If you need a new pair of glasses, you might think you have lots of choices. You could go to LensCrafters or Pearle Vision, maybe pick out a new pair of Ray Bans or Oliver Peoples, and then check the price tag. It can easily soar over $300 -- just for the frames. That’s largely because there’s a lot less competition than you might think. All those brands are owned by Luxottica, an Italian company that also owns Sunglass Hut, Oakley, and produces frames for companies like Chanel and Versace.
A company called Warby Parker is trying to change the prescription for the eyewear industry. It might seem niche at first. It sells a monocle. Yes, mostly ironically, but this is a company that appeals to hipster-types who may or may not have handlebar mustaches. Its frames tend to be thick-rimmed like something Buddy Holly wore. Its name comes from Jack Kerouac characters. But it was born out of frustration by the high cost of frames.
“It didn’t make sense that glasses should cost as much as an iPhone,” says Neil Blumenthal, who founded Warby Parker in 2010 with a few Wharton business school friends. Their answer to the price problem: high-quality glasses for $95 including lenses. Warby Parker designs the frames itself and sells online, undercutting established brands that markup prices up to 20-times more than the cost.

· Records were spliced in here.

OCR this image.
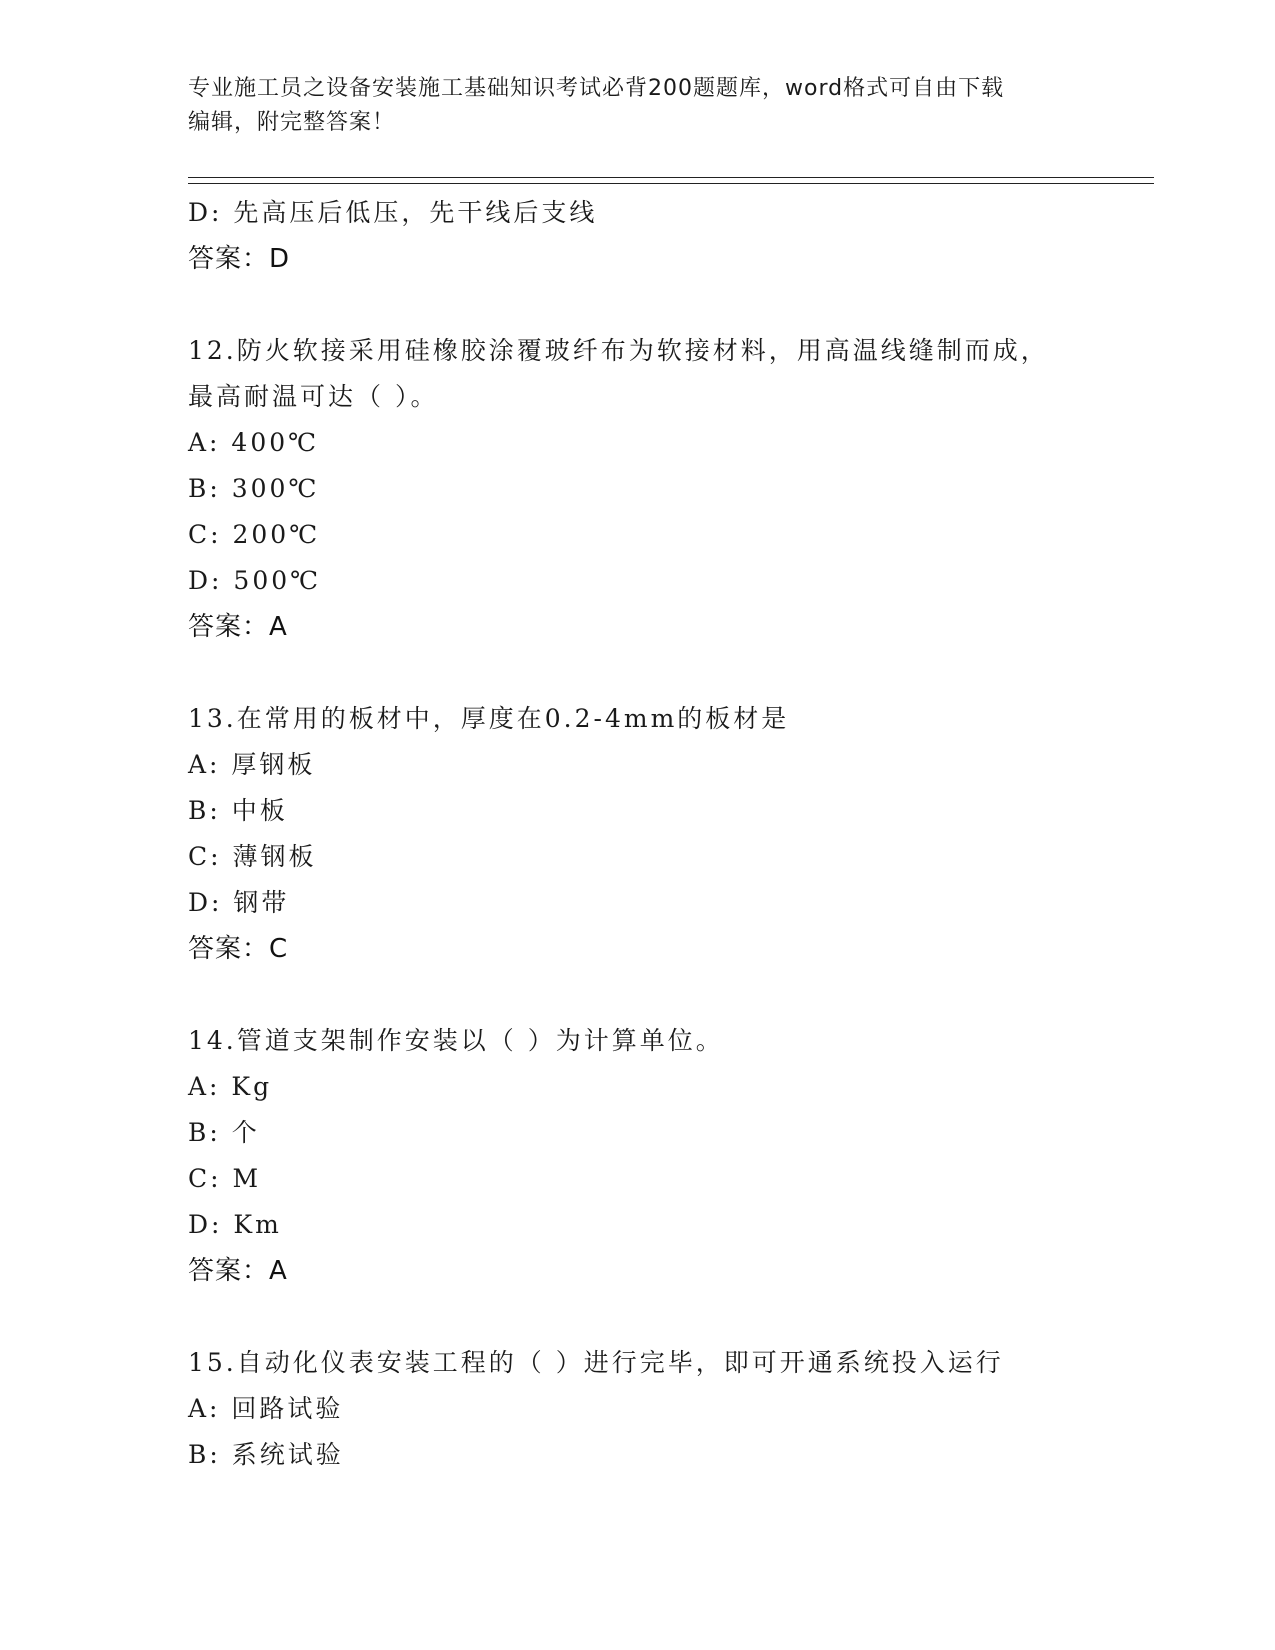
专业施工员之设备安装施工基础知识考试必背200题题库，word格式可自由下载
编辑，附完整答案！
D: 先高压后低压，先干线后支线
答案：D
12.防火软接采用硅橡胶涂覆玻纤布为软接材料，用高温线缝制而成，
最高耐温可达（ ）。
A: 400℃
B: 300℃
C: 200℃
D: 500℃
答案：A
13.在常用的板材中，厚度在0.2-4mm的板材是
A: 厚钢板
B: 中板
C: 薄钢板
D: 钢带
答案：C
14.管道支架制作安装以（ ）为计算单位。
A: Kg
B: 个
C: M
D: Km
答案：A
15.自动化仪表安装工程的（ ）进行完毕，即可开通系统投入运行
A: 回路试验
B: 系统试验
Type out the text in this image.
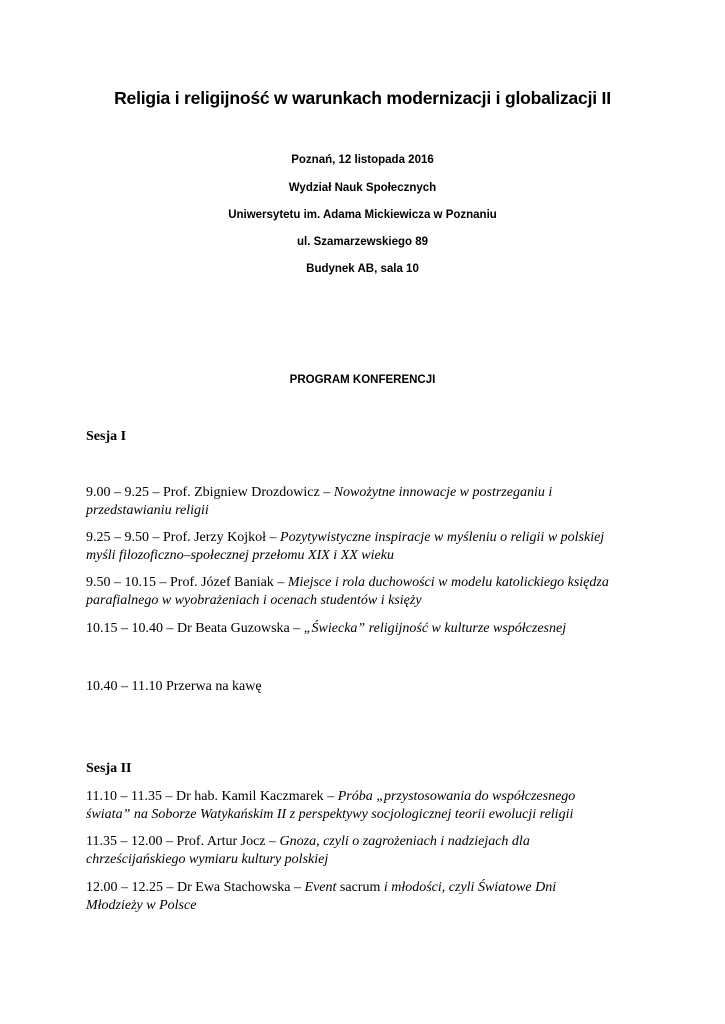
Religia i religijność w warunkach modernizacji i globalizacji II
Poznań, 12 listopada 2016
Wydział Nauk Społecznych
Uniwersytetu im. Adama Mickiewicza w Poznaniu
ul. Szamarzewskiego 89
Budynek AB, sala 10
PROGRAM KONFERENCJI
Sesja I
9.00 – 9.25 – Prof. Zbigniew Drozdowicz – Nowożytne innowacje w postrzeganiu i
przedstawianiu religii
9.25 – 9.50 – Prof. Jerzy Kojkoł – Pozytywistyczne inspiracje w myśleniu o religii w polskiej
myśli filozoficzno–społecznej przełomu XIX i XX wieku
9.50 – 10.15 – Prof. Józef Baniak – Miejsce i rola duchowości w modelu katolickiego księdza
parafialnego w wyobrażeniach i ocenach studentów i księży
10.15 – 10.40 – Dr Beata Guzowska – „Świecka” religijność w kulturze współczesnej
10.40 – 11.10 Przerwa na kawę
Sesja II
11.10 – 11.35 – Dr hab. Kamil Kaczmarek – Próba „przystosowania do współczesnego
świata” na Soborze Watykańskim II z perspektywy socjologicznej teorii ewolucji religii
11.35 – 12.00 – Prof. Artur Jocz – Gnoza, czyli o zagrożeniach i nadziejach dla
chrześcijańskiego wymiaru kultury polskiej
12.00 – 12.25 – Dr Ewa Stachowska – Event sacrum i młodości, czyli Światowe Dni
Młodzieży w Polsce
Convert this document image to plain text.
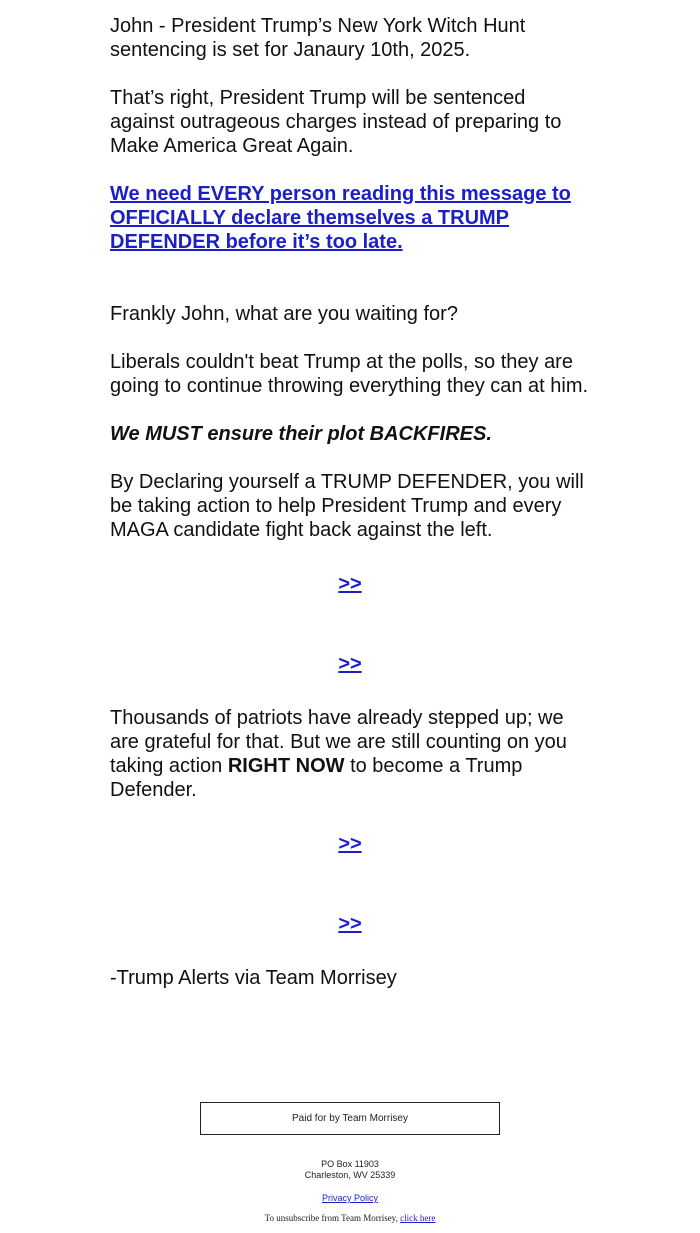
John - President Trump’s New York Witch Hunt sentencing is set for Janaury 10th, 2025.

That’s right, President Trump will be sentenced against outrageous charges instead of preparing to Make America Great Again.

We need EVERY person reading this message to OFFICIALLY declare themselves a TRUMP DEFENDER before it’s too late.

Frankly John, what are you waiting for?

Liberals couldn't beat Trump at the polls, so they are going to continue throwing everything they can at him.

We MUST ensure their plot BACKFIRES.

By Declaring yourself a TRUMP DEFENDER, you will be taking action to help President Trump and every MAGA candidate fight back against the left.

>>
>>

Thousands of patriots have already stepped up; we are grateful for that. But we are still counting on you taking action RIGHT NOW to become a Trump Defender.

>>
>>

-Trump Alerts via Team Morrisey

Paid for by Team Morrisey
PO Box 11903
Charleston, WV 25339
Privacy Policy
To unsubscribe from Team Morrisey, click here
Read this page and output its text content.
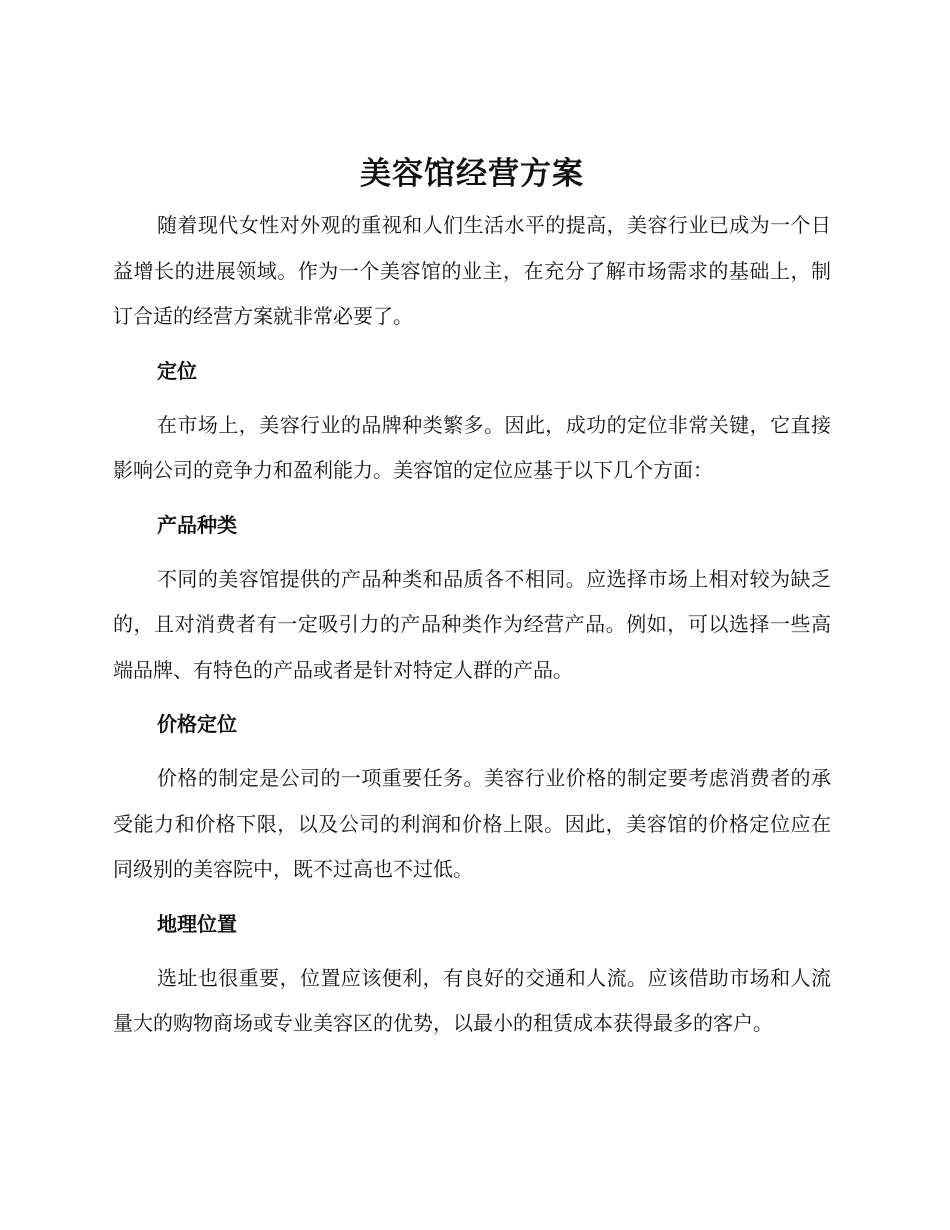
美容馆经营方案

随着现代女性对外观的重视和人们生活水平的提高，美容行业已成为一个日益增长的进展领域。作为一个美容馆的业主，在充分了解市场需求的基础上，制订合适的经营方案就非常必要了。

定位

在市场上，美容行业的品牌种类繁多。因此，成功的定位非常关键，它直接影响公司的竞争力和盈利能力。美容馆的定位应基于以下几个方面：

产品种类

不同的美容馆提供的产品种类和品质各不相同。应选择市场上相对较为缺乏的，且对消费者有一定吸引力的产品种类作为经营产品。例如，可以选择一些高端品牌、有特色的产品或者是针对特定人群的产品。

价格定位

价格的制定是公司的一项重要任务。美容行业价格的制定要考虑消费者的承受能力和价格下限，以及公司的利润和价格上限。因此，美容馆的价格定位应在同级别的美容院中，既不过高也不过低。

地理位置

选址也很重要，位置应该便利，有良好的交通和人流。应该借助市场和人流量大的购物商场或专业美容区的优势，以最小的租赁成本获得最多的客户。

It’s a formula co-founder David Gilboa hopes will do to Luxottica what Amazon has done to bookstores.
“Luxottica has done a great job of creating the illusion of choice,” Gilboa says.
A Luxottica spokesperson declined to comment. While there are a number of eyewear companies, Luxottica is the biggest player with about 30 percent of the U.S. market, according to IBISworld.
Luke Williams of the Stern School of Business at NYU says Warby Parker’s model is daring, as it tries to upend an industry that many didn’t think was broken.
Warby Parker glasses aren’t available in many bricks and mortar shops. Instead, it has a home trial program, shipping up to five frames for free.
“They’re basically bringing the store to you,” Williams says.
To hone its image, the founders set the company’s headquarters in SoHo, New York’s capital of fashion. Its open office is research and design, marketing, and a call center all in one.
The company has grown to nearly 130 employees and has raised $55 million in venture capital from big names like Ashton Kutcher. It’s not yet profitable, but it’s sold at least a few hundred thousand frames and is growing fast, though it’s still a tiny player in a $9 billion retail market.
“Warby Parker by actually combining high fashion with reasonable price offers a much more potent threat to other companies like Luxottica,” says Christopher Marquis of Harvard Business School, who wrote a case study on the company.
K.C. Ifeanyi, a grad student, recently ditched his Ray Bans. For less than the cost of that Luxottica frame, he’s bought three Warby Parkers.
“Once I saw the style of the frames, and saw that they were $95, I thought, okay, this could really work,” Ifeanyi says.
One way to know if Warby Parker is changing the eyewear business is if a company like Luxottica copies the model. And, that’s a big risk for Warby.
“And, when that happens, Warby Parker are going to have to disrupt the model again,” Williams of NYU says.
And, Warby Parker plans to take on bricks and mortar stores soon, opening a showroom in SoHo this year right across from the Apple Store.